A CANDECOMP-PARAFAC tensor decomposition method to solve a Markov Decision Process (MDP) gridworld problem.

Primary LanguagePython

A Tensor-based Markov Decision Process Solver (CP-MDP)

CP-MDP is an implementation based on the MICAI 2020 paper:

Daniela Kuinchtner, Felipe Meneguzzi and Afonso Sales.
A Tensor-Based Markov Decision Process Representation
In Advances in Soft Computing (pp. 313-324).

This implementation relies on modifying the pymdptoolbox toolkit, which uses a tabular method to represent MDP transition models and to compute the solution, to a tensor decomposition value iteration and policy iteration compact algorihtms (see mdp.py).

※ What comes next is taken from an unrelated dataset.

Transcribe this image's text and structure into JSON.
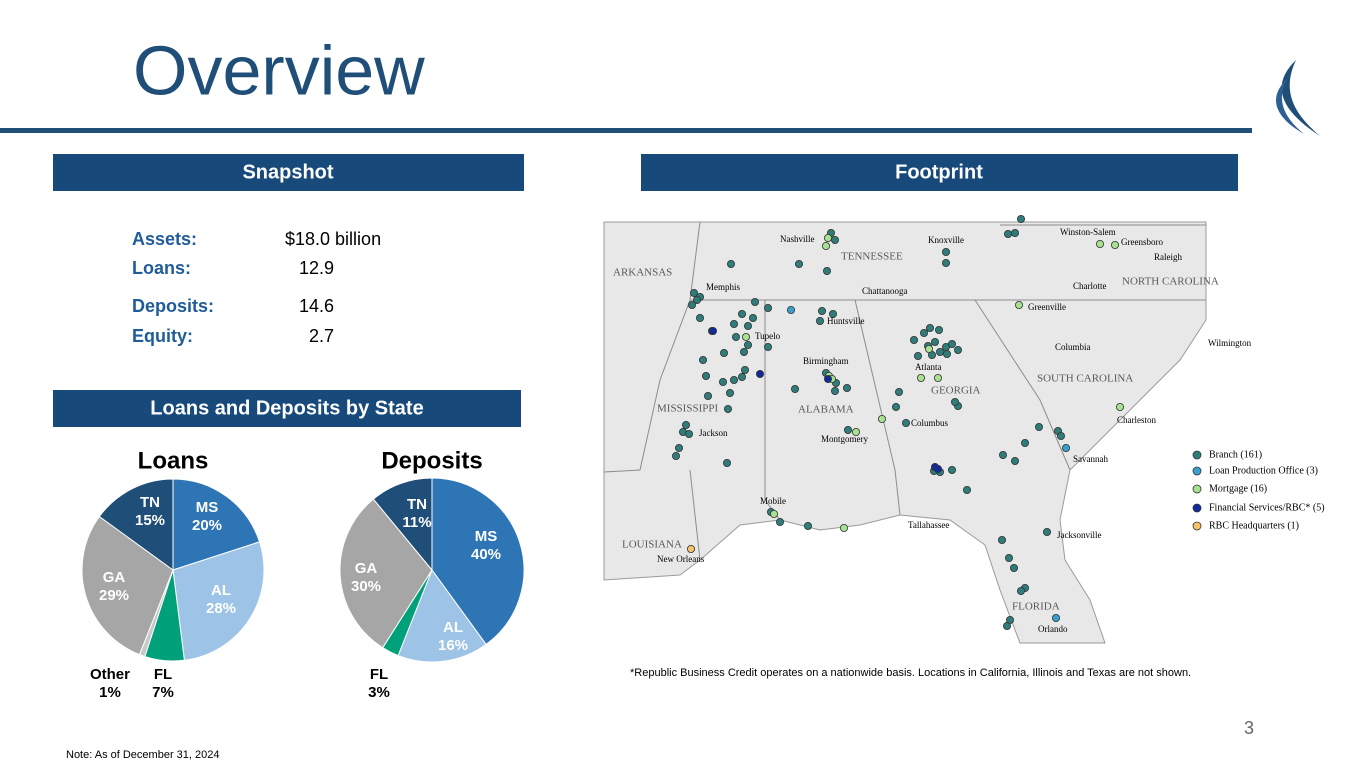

The compact value iteration (CP-MDP-VI), and the compact policy iteration (CP-MDP-PI), are based on the CANDECOMP/PARAFAC tensor decomposition definition (which gives the name "CP-MDP" for our solver) to build the transition models as tensor components in a compact representation.

Using GridWorld problems with n-dimensional sizes, we analyse runtime, memory, and computational cost of our method against tabular ones. We detail the results in the paper CP-MDP: A CANDECOMP-PARAFAC Decomposition Approach to Solve a Markov Decision Process Multidimensional Problem on arXiv.